The torque (tendency of an object to rotate) depends on three different factors:

`τ = rFsin(θ)`

where:

`r`

is the lever arm - the distance between the pivot point and the point of force application;`F`

is the force acting on the object;`θ`

is the angle between the force vector and lever arm. Typically, it is equal to 90°; and`τ`

is the torque. The units of torque are newton-meters (symbol: N·m).

Imagine that you try to open a door. The pivot point is simply where the hinges are located. The closer you are to the hinges, the larger the force you must use. If you use the handle, though, the lever arm will increase, and the door will open with less force exerted.

Do not confuse this concept with the centrifugal force - the centrifugal force is directed towards the pivot point, parallel to the lever arm. Such a force doesn't cause torque (you can check it, substituting an angle of 0° into the torque formula).

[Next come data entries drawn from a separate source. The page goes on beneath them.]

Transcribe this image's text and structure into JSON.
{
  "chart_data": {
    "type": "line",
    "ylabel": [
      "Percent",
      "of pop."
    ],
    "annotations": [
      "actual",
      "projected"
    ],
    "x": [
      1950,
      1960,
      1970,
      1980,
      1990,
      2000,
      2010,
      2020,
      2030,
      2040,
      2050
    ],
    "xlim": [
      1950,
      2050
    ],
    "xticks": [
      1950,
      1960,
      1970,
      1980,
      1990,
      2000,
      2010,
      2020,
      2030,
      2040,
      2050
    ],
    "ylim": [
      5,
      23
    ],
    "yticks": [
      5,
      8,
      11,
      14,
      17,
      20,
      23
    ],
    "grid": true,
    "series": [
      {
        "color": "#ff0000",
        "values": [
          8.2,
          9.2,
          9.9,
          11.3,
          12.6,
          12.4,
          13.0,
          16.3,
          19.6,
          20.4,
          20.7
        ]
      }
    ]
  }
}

## How to calculate torque

- Start with determining the force acting on the object. Let's assume that
`F = 120 N`

. - Decide on the lever arm length. In our example,
`r = 0.5 m`

. - Choose the angle between the force vector and lever arm. If it is not equal to the default 90°, open the calculator's advanced mode to change it. We will assume
`θ = 90°`

.*Use advance mode to change the value of θ.* - Enter these values into our torque calculator. It uses the torque equation:
`τ = rFsin(θ) = 0.5 * 120 * sin(90°) = 60 N·m`

. - The torque calculator can also work in reverse, finding the force or lever arm if torque is given.